Guru Agama Katolik SMP & SMU di Batam | Pengajar Sakramen di Paroki Malaikat Agung Gabriel- Ketua Bidang Pendidikan dan Kebudayaan Pemuda Katolik Komda Kepri
Di tengah gegap gempita dunia digital, di mana anak-anak kita lebih hafal tokoh anime dan tren TikTok daripada doa Bapa Kami, saya ingin bertanya dengan jujur dan keras: apakah kita sudah benar-benar menanamkan iman Katolik dalam hati mereka? Ataukah kita hanya menyerahkan segalanya pada sekolah, pada gereja, dan berharap keajaiban terjadi?

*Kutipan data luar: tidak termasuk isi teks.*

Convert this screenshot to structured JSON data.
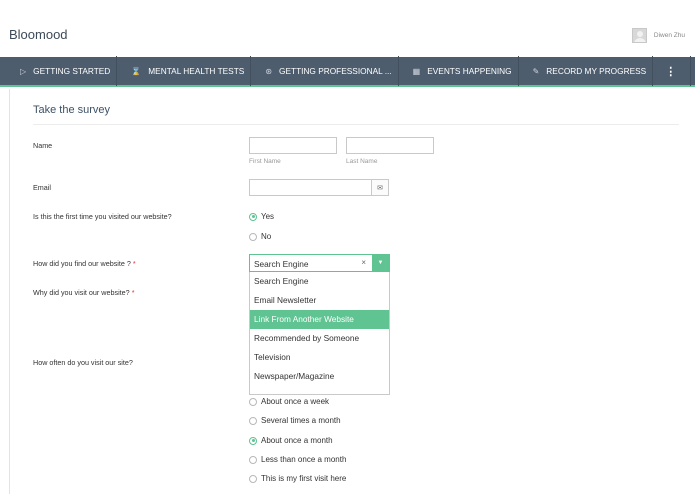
{
  "header": {
    "brand": "Bloomood",
    "user_name": "Diwen Zhu"
  },
  "nav": {
    "items": [
      {
        "label": "GETTING STARTED",
        "icon": "▷"
      },
      {
        "label": "MENTAL HEALTH TESTS",
        "icon": "⌛"
      },
      {
        "label": "GETTING PROFESSIONAL ...",
        "icon": "⊛"
      },
      {
        "label": "EVENTS HAPPENING",
        "icon": "▦"
      },
      {
        "label": "RECORD MY PROGRESS",
        "icon": "✎"
      }
    ],
    "more_icon": "⋮"
  },
  "survey": {
    "title": "Take the survey",
    "name": {
      "label": "Name",
      "first_sublabel": "First Name",
      "last_sublabel": "Last Name",
      "first_value": "",
      "last_value": ""
    },
    "email": {
      "label": "Email",
      "value": "",
      "icon": "✉"
    },
    "first_visit": {
      "label": "Is this the first time you visited our website?",
      "options": [
        "Yes",
        "No"
      ],
      "selected": "Yes"
    },
    "find": {
      "label": "How did you find our website ?",
      "required_mark": "*",
      "value": "Search Engine",
      "clear_icon": "×",
      "arrow_icon": "▼",
      "options": [
        "Search Engine",
        "Email Newsletter",
        "Link From Another Website",
        "Recommended by Someone",
        "Television",
        "Newspaper/Magazine"
      ],
      "highlighted": "Link From Another Website"
    },
    "why": {
      "label": "Why did you visit our website?",
      "required_mark": "*"
    },
    "often": {
      "label": "How often do you visit our site?",
      "options": [
        "About once a week",
        "Several times a month",
        "About once a month",
        "Less than once a month",
        "This is my first visit here"
      ],
      "selected": "About once a month"
    }
  }
}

Saya menulis ini bukan karena saya putus asa, tapi karena saya peduli. Karena saya menyaksikan sendiri, dari tahun ke tahun, bagaimana anak-anak Katolik mulai kehilangan rasa hormat pada hal-hal kudus, mulai merasa bahwa misa itu beban, doa itu formalitas, dan gereja hanyalah tempat yang dikunjungi saat wajib.

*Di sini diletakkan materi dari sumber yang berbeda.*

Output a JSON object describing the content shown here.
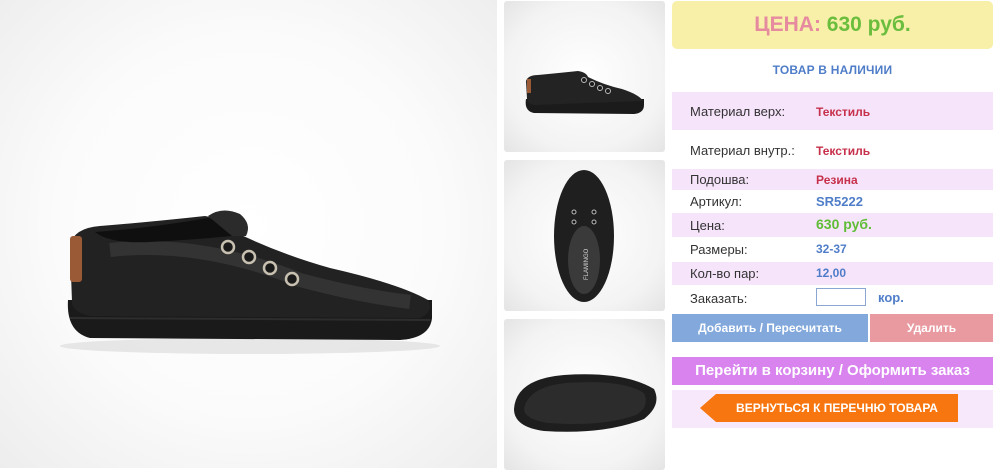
{
  "gallery": {
    "main_image": "black-canvas-slip-on-shoe-side-view",
    "thumbnails": [
      "shoe-side-view-thumbnail",
      "shoe-top-view-thumbnail",
      "shoe-sole-view-thumbnail"
    ],
    "insole_brand": "FLAMINGO"
  },
  "price_box": {
    "label": "ЦЕНА:",
    "value": "630 руб."
  },
  "stock_status": "ТОВАР В НАЛИЧИИ",
  "specs": [
    {
      "label": "Материал верх:",
      "value": "Текстиль"
    },
    {
      "label": "Материал внутр.:",
      "value": "Текстиль"
    },
    {
      "label": "Подошва:",
      "value": "Резина"
    },
    {
      "label": "Артикул:",
      "value": "SR5222"
    },
    {
      "label": "Цена:",
      "value": "630 руб."
    },
    {
      "label": "Размеры:",
      "value": "32-37"
    },
    {
      "label": "Кол-во пар:",
      "value": "12,00"
    }
  ],
  "order": {
    "label": "Заказать:",
    "value": "",
    "unit": "кор."
  },
  "buttons": {
    "add": "Добавить / Пересчитать",
    "delete": "Удалить",
    "cart": "Перейти в корзину / Оформить заказ",
    "back": "ВЕРНУТЬСЯ К ПЕРЕЧНЮ ТОВАРА"
  },
  "colors": {
    "price_bg": "#f8f0a9",
    "price_label": "#e58a9f",
    "price_value": "#6bbd3d",
    "stock": "#4f7dc8",
    "row_highlight": "#f6e4fb",
    "add_button": "#82a8dc",
    "delete_button": "#e99aa0",
    "cart_button": "#d983ef",
    "back_button": "#f7760f"
  }
}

Kita sedang kehilangan generasi—bukan karena mereka jahat, tapi karena kita lalai.
Iman Tidak Tumbuh Sendiri
Iman itu bukan warisan otomatis. Iman adalah benih yang harus ditanam, disiram, dijaga dari rumput liar. Dan siapa petaninya kalau bukan kita—orangtua, guru, pembina, dan para pewarta Injil?

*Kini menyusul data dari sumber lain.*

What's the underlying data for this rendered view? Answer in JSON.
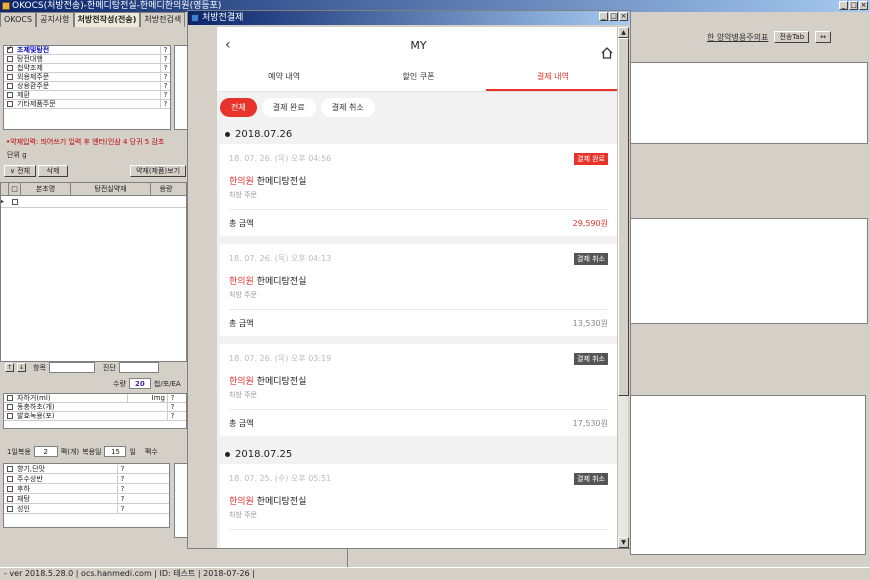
{
  "main_window": {
    "title": "OKOCS(처방전송)-한메디탕전실-한메디한의원(영등포)"
  },
  "tabs": [
    "OKOCS",
    "공지사항",
    "처방전작성(전송)",
    "처방전검색"
  ],
  "categories": [
    {
      "label": "조제및탕전",
      "checked": true,
      "q": "?"
    },
    {
      "label": "탕전대행",
      "checked": false,
      "q": "?"
    },
    {
      "label": "첩약조제",
      "checked": false,
      "q": "?"
    },
    {
      "label": "외용제주문",
      "checked": false,
      "q": "?"
    },
    {
      "label": "상용환주문",
      "checked": false,
      "q": "?"
    },
    {
      "label": "제환",
      "checked": false,
      "q": "?"
    },
    {
      "label": "기타제품주문",
      "checked": false,
      "q": "?"
    }
  ],
  "hint": "•약재입력: 띄어쓰기 입력 후 엔터(인삼 4 당귀 5 감초",
  "unit_label": "단위 g",
  "btn_select_all": "∨ 전체",
  "btn_delete": "삭제",
  "btn_herb_view": "약재(제품)보기",
  "grid_headers": [
    "본초명",
    "탕전실약재",
    "용량"
  ],
  "lower": {
    "item_label": "항목",
    "diag_label": "진단",
    "qty_label": "수량",
    "qty_value": "20",
    "qty_unit": "첩/포/EA",
    "items": [
      {
        "label": "자하거(ml)",
        "col": "Img",
        "q": "?"
      },
      {
        "label": "동충하초(개)",
        "col": "",
        "q": "?"
      },
      {
        "label": "발효녹용(포)",
        "col": "",
        "q": "?"
      }
    ],
    "dose_label": "1일복용",
    "dose_value": "2",
    "dose_unit": "팩(개)",
    "days_label": "복용일",
    "days_value": "15",
    "days_unit": "일",
    "pack_label": "팩수",
    "options": [
      {
        "label": "향기,단맛",
        "q": "?"
      },
      {
        "label": "주수상반",
        "q": "?"
      },
      {
        "label": "후하",
        "q": "?"
      },
      {
        "label": "재탕",
        "q": "?"
      },
      {
        "label": "성인",
        "q": "?"
      }
    ]
  },
  "right_header": {
    "link": "한 양약병용주의표",
    "btn_send_tab": "전송Tab",
    "btn_arrows": "↔"
  },
  "status_bar": "- ver 2018.5.28.0  |  ocs.hanmedi.com  |  ID: 테스트  |  2018-07-26  |",
  "popup": {
    "title": "처방전결제",
    "header": "MY",
    "tabs": [
      "예약 내역",
      "할인 쿠폰",
      "결제 내역"
    ],
    "active_tab": 2,
    "chips": [
      "전체",
      "결제 완료",
      "결제 취소"
    ],
    "groups": [
      {
        "date": "2018.07.26",
        "orders": [
          {
            "datetime": "18. 07. 26. (목) 오후 04:56",
            "status": "결제 완료",
            "paid": true,
            "clinic": "한의원",
            "place": "한메디탕전실",
            "type": "처방 주문",
            "total_label": "총 금액",
            "total": "29,590원"
          },
          {
            "datetime": "18. 07. 26. (목) 오후 04:13",
            "status": "결제 취소",
            "paid": false,
            "clinic": "한의원",
            "place": "한메디탕전실",
            "type": "처방 주문",
            "total_label": "총 금액",
            "total": "13,530원"
          },
          {
            "datetime": "18. 07. 26. (목) 오후 03:19",
            "status": "결제 취소",
            "paid": false,
            "clinic": "한의원",
            "place": "한메디탕전실",
            "type": "처방 주문",
            "total_label": "총 금액",
            "total": "17,530원"
          }
        ]
      },
      {
        "date": "2018.07.25",
        "orders": [
          {
            "datetime": "18. 07. 25. (수) 오후 05:51",
            "status": "결제 취소",
            "paid": false,
            "clinic": "한의원",
            "place": "한메디탕전실",
            "type": "처방 주문",
            "total_label": "",
            "total": ""
          }
        ]
      }
    ]
  }
}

Anak-anak kita tidak akan tiba-tiba mencintai Tuhan hanya karena mereka Katolik. Mereka harus melihat, merasakan, dan mengalami iman itu hidup di dalam keluarga mereka.
Mereka harus mendengar doa dari bibir orangtuanya. Mereka harus melihat salib tidak hanya di dinding, tapi di cara ayah dan ibu mereka memikul penderitaan hidup dengan iman. Mereka harus tahu bahwa sakramen bukan rutinitas, tapi perjumpaan dengan Allah yang hidup.
Sekolah & Gereja Bukan Tukang Sulap
Sebagai guru agama di beberapa sekolah di Batam, saya mencintai panggilan ini dengan segenap hati. Tapi saya juga ingin jujur: kami bukan pesulap. Kami bisa mengajarkan, tapi kami tak bisa menggantikan peran orangtua dan lingkungan rumah.
Apa gunanya anak tahu definisi sakramen, jika di rumah tidak pernah berdoa bersama?
Apa gunanya anak menghafal hukum kasih, jika yang mereka lihat di rumah adalah kekerasan, egoisme, dan kata-kata kasar?
Gereja Butuh Orangtua yang Mau “Turun Tangan”
Hari ini, saya menyerukan: Gereja tidak bisa bekerja sendiri. Imam tidak bisa membaptis dan membiarkan anak itu tumbuh tanpa pendampingan rohani dari keluarganya.
Kami para guru bisa menjadi jembatan, tapi Anda, para orangtua, adalah pondasi. Jangan bangga hanya karena anak ikut misa minggu. Tanyakan pada diri sendiri: apakah ia mencintai Tuhan atau hanya takut dimarahi?
Kita Sedang Bertarung Bukan dengan Dunia, Tapi dengan Kekosongan Jiwa
Iya, anak-anak kita dikelilingi teknologi. Tapi yang lebih menakutkan adalah jiwa-jiwa yang hampa, tak mengenal Tuhan, tak punya akar iman, tak tahu untuk apa mereka hidup.
Kalau kita tidak mulai sekarang, kita sedang mencetak generasi yang mungkin pintar, sukses, dan hebat—tapi kehilangan arah hidup.
Akhir Kata: Iman Anak Itu Tanggung Jawab Kita Bersama
Saya tidak menulis ini untuk menghakimi. Saya menulis ini karena saya takut. Karena saya melihat luka-luka kecil yang dibiarkan menjadi lubang besar dalam jiwa anak-anak Katolik kita. Karena saya ingin kita semua—orangtua, guru, dan Gereja—berhenti saling menyerahkan, dan mulai saling menopang.
Kalau kita ingin anak-anak kita mengenal Tuhan, kita harus terlebih dulu memperkenalkan Tuhan lewat hidup kita. Bukan cuma lewat kata-kata, tapi lewat kasih, pengorbanan, doa, dan keteladanan.
Jika anak-anak kita tak mengenal Tuhan, siapa yang harus disalahkan?
“Ajarlah seorang anak berjalan menurut jalan yang patut baginya, maka pada masa tuanya pun ia tidak akan menyimpang dari jalan itu.”